You’re a creative person. You may have good ideas you want to share with the rest of the world. The company you’re at wants to know what the ideas are and want you to tell them.
This may or may not be good. This is where it’s important to read the contract before you sign and ask question to clarify. It may state that all ideas you have, and document in some form (whether at work or at home), belongs to the company. 
Or higher ed schools. Yes, schools.

This is a common practice because the company/school you’re at wants full commitment from you. Full and complete commitment.

While I was at a company, in my early career, I was told that the company was looking for new ideas and to submit them. I wrote it up and turned it in hoping that it becomes real. 
I found out a few things later: 
1- Only new-to-the-industry folks turned anything in. 
2- All the ideas were put into an archive file and never looked at. This was devastating. 

Fortunately, it was not my best idea. So, years later, I’m glad it was never made. 
This taught me a valuable lesson, though.

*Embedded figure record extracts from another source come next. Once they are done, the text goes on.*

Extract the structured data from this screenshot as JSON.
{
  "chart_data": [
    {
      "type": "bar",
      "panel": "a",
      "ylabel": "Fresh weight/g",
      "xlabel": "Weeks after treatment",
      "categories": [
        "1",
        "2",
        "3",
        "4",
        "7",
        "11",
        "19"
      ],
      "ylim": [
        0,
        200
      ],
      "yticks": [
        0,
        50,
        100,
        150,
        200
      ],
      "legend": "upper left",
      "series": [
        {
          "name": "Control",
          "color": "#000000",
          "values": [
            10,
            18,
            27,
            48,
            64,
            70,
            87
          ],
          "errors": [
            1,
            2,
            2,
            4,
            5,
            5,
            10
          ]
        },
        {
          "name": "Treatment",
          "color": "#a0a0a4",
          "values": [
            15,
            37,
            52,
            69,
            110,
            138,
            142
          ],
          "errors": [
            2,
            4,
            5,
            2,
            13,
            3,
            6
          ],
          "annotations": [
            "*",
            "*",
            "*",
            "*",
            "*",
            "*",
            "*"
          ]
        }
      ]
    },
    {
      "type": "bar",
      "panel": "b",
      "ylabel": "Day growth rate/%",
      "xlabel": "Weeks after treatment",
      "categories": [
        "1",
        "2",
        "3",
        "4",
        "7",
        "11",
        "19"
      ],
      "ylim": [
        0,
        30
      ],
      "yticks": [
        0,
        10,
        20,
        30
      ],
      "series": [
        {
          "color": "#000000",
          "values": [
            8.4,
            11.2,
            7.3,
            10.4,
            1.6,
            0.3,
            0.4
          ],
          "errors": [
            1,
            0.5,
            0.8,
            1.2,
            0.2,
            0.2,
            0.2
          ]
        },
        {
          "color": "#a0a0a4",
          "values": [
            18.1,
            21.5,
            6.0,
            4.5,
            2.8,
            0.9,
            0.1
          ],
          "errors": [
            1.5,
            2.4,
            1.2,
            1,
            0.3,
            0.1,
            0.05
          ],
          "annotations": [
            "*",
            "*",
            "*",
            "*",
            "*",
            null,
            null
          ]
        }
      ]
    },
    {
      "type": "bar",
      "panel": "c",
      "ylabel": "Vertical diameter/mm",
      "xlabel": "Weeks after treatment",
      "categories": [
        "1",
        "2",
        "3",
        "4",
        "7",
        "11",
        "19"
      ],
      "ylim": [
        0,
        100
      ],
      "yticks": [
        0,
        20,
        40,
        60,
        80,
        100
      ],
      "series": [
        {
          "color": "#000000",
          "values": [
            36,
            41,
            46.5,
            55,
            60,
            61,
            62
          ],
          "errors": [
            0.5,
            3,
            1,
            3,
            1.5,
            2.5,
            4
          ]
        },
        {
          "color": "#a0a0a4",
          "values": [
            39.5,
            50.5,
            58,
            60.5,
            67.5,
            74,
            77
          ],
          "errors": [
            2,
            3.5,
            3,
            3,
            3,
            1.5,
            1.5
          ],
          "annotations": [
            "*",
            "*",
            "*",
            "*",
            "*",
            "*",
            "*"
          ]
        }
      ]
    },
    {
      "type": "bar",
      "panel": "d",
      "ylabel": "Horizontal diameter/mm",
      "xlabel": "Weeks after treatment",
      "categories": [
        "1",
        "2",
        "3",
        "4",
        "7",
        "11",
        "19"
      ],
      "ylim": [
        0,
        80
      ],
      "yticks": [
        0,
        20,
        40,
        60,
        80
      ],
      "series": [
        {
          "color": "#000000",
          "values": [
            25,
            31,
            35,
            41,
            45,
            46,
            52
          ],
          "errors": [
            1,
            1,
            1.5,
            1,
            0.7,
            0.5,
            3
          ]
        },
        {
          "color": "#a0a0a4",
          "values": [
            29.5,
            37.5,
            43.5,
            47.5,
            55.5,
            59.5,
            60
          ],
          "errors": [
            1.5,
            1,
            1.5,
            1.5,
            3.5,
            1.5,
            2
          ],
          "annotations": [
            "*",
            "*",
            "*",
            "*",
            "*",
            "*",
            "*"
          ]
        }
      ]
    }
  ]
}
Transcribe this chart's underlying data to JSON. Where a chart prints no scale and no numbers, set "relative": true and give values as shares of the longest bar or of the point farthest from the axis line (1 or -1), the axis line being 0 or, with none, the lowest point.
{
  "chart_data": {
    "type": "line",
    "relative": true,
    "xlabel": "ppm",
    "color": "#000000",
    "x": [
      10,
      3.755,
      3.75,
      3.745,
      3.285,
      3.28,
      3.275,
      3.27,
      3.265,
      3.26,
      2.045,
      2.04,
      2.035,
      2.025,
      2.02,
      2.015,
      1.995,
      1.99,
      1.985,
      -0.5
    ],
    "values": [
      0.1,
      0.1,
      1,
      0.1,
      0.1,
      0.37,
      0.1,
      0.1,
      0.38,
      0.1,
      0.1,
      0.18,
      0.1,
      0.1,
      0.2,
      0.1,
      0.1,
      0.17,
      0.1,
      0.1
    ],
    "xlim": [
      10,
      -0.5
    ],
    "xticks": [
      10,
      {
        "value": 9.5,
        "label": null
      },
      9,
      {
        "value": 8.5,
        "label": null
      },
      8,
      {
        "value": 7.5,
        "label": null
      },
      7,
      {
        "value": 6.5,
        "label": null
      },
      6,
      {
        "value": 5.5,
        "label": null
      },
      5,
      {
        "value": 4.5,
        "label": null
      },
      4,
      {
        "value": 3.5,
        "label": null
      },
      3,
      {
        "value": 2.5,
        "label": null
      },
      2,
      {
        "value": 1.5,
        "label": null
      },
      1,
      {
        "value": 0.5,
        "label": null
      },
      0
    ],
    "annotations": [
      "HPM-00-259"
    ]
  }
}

Now, the following is for your personal ideas. Not ideas that might help at your current job/class.
If you have original ideas, it may be prudent to not present them to anyone… yet. If it’s possible, in between jobs, to set up a Holding Company (where no $ is made) so the ideas can live in there. Fully protected and yours. A web site need not be made or anything.Later on, the ideas created at that point might still be with making, changed, or leave them. There may be a time you’ll need to disclose them at the next company you work at and state they are yours. I did that several times.

What’s ultimately important is to protect yourself and your ideas. No one else will do it for you.